Hirota mengangguk, menjawab sapaan salam pria di hadapannya.
"Maaf, Tuan. Tuan Muda tidak mengizinkan Anda masuk ke dalam ruangan. Biarkan nona masuk seorang diri." Pria dengan wajah tanpa ekspresi mencegah langkah kaki Hirota yang bersiap mengantar Aira lebih jauh. Dia pasang badan di depan pintu, mencekal keduanya.
"Ayah," panggil Aira, enggan melepaskan tangan yang sedari tadi ia jadikan pegangan.
"Masuklah, Nak. Semua akan baik-baik saja." Hirota mencium kening putrinya sebelum pergi. Dia mencoba terlihat tegar, menunjukkan senyum terbaiknya. Padahal, dia tidak tega menyerahkan putri kesayangannya untuk menjadi pendamping pria tidak sempurna seperti Yamazaki Kenzo.

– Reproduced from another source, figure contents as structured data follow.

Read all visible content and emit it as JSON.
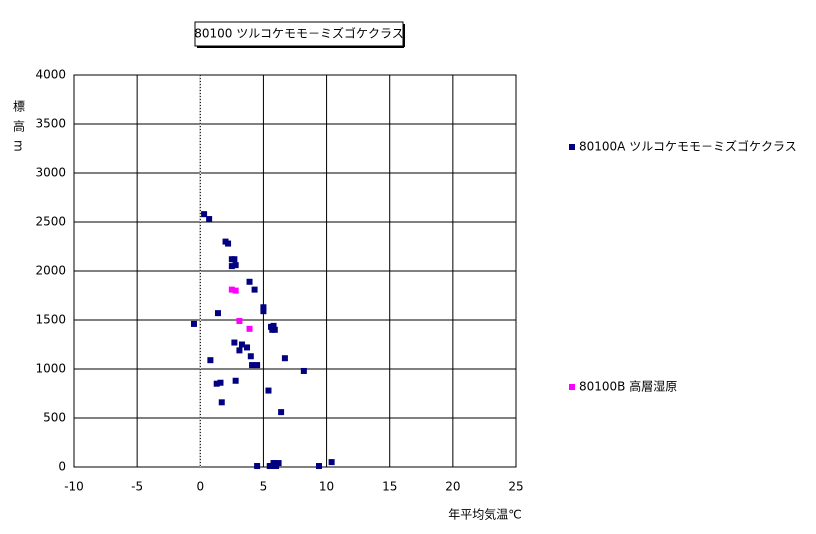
{
  "chart_data": {
    "type": "scatter",
    "title": "80100 ツルコケモモ－ミズゴケクラス",
    "x_label": "年平均気温℃",
    "y_label": "標高m",
    "xlim": [
      -10,
      25
    ],
    "xticks": [
      -10,
      -5,
      0,
      5,
      10,
      15,
      20,
      25
    ],
    "ylim": [
      0,
      4000
    ],
    "yticks": [
      0,
      500,
      1000,
      1500,
      2000,
      2500,
      3000,
      3500,
      4000
    ],
    "grid": true,
    "legend": "right",
    "series": [
      {
        "name": "80100A ツルコケモモ－ミズゴケクラス",
        "color": "#000080",
        "x": [
          0.3,
          0.7,
          2.0,
          2.2,
          2.5,
          2.7,
          2.5,
          2.8,
          3.9,
          4.3,
          5.0,
          5.0,
          -0.5,
          1.4,
          5.6,
          5.8,
          5.9,
          5.7,
          2.7,
          3.3,
          3.7,
          3.1,
          4.0,
          6.7,
          0.8,
          4.5,
          4.1,
          8.2,
          1.6,
          1.3,
          2.8,
          1.7,
          5.4,
          6.4,
          4.5,
          5.5,
          5.8,
          5.9,
          6.2,
          9.4,
          10.4,
          5.7,
          6.0
        ],
        "values": [
          2580,
          2530,
          2300,
          2280,
          2120,
          2120,
          2050,
          2060,
          1890,
          1810,
          1630,
          1590,
          1460,
          1570,
          1430,
          1440,
          1400,
          1400,
          1270,
          1250,
          1220,
          1190,
          1130,
          1110,
          1090,
          1040,
          1040,
          980,
          860,
          850,
          880,
          660,
          780,
          560,
          10,
          10,
          40,
          40,
          40,
          10,
          50,
          10,
          10
        ]
      },
      {
        "name": "80100B 高層湿原",
        "color": "#ff00ff",
        "x": [
          2.5,
          2.8,
          3.1,
          3.9
        ],
        "values": [
          1810,
          1800,
          1490,
          1410
        ]
      }
    ]
  }
}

Pria dengan alat bantu dengar yang selalu terpasang di telinga itu mengetuk pintu sebelum masuk.
"Tuan, Nona sudah kembali," lapornya sambil menundukkan badan 45 derajat.
"Umm. Bawa dia masuk."
Pria itu pergi, meninggalkan Aira seorang diri dengan sang Suami yang tentu saja memakai topeng hitam andalannya.
"Sudah tahu jalan pulang, heh?" tanya Ken tanpa mengalihkan pandangan dari dokumen di hadapannya. Dia begitu sibuk, memeriksa perkembangan proyek lepas pantai yang kini menjadi perhatian utamanya.
"Maaf," lirih Aira hampir tak terdengar. Hatinya merasa tidak nyaman, kembali mengingat setiap kejadian kemarin.
Ken mengangkat satu sudut bibirnya ke atas. "Maaf? Untuk apa?"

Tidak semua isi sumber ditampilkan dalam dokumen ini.